Et il reste me regarder, les cheveux décoiffés, le visage dénué de toute trace de maquillage, et il est plus beau que jamais.

Parfait, il est parfait.

C'est ce qu'ils disent tous.

Visage irréprochable, nez sans aucun défaut, lèvres tentantes, regard ténébreux : le portrait parfait. 

Jungkook est l'homme idéal.

Mais tout devient moins beau quand on s'approche de plus près. On peut alors discerner les moindres petites fissures, les minuscules défectuosités.
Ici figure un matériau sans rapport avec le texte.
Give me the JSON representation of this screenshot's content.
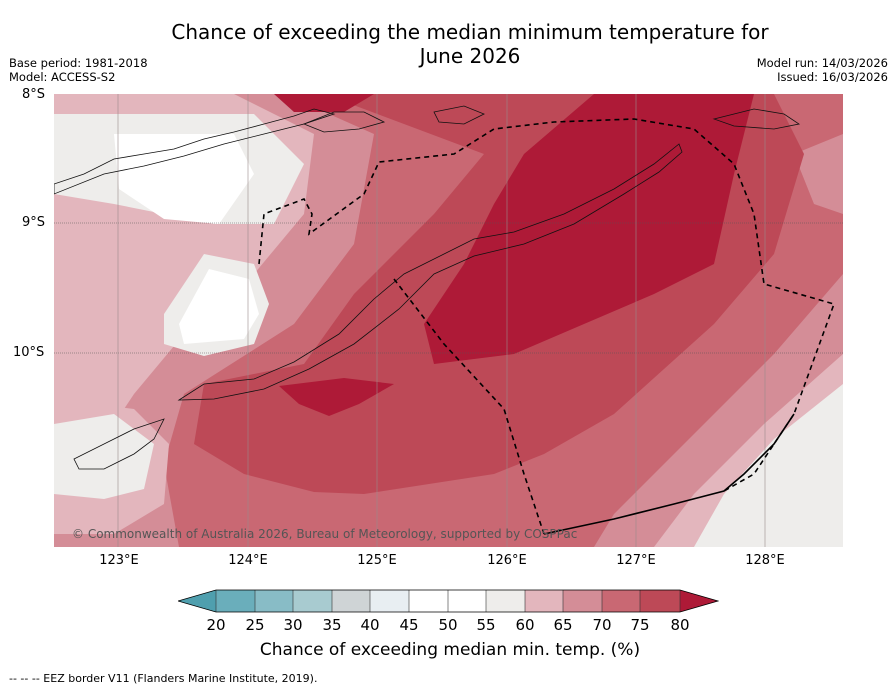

Les mêmes défauts que nous rejette le miroir chaque matin.

Et à peine me suis-je approchée de lui, à peine ai-je remarqué la minuscule petite fissure, à peine l'ai-je touché, qu'il éclate en morceaux.

Le portrait qu'on fait de lui n'est que façade. 

C'est tellement troublant.

''Merde'' il marmonne soudain en sortant son téléphone de sa poche.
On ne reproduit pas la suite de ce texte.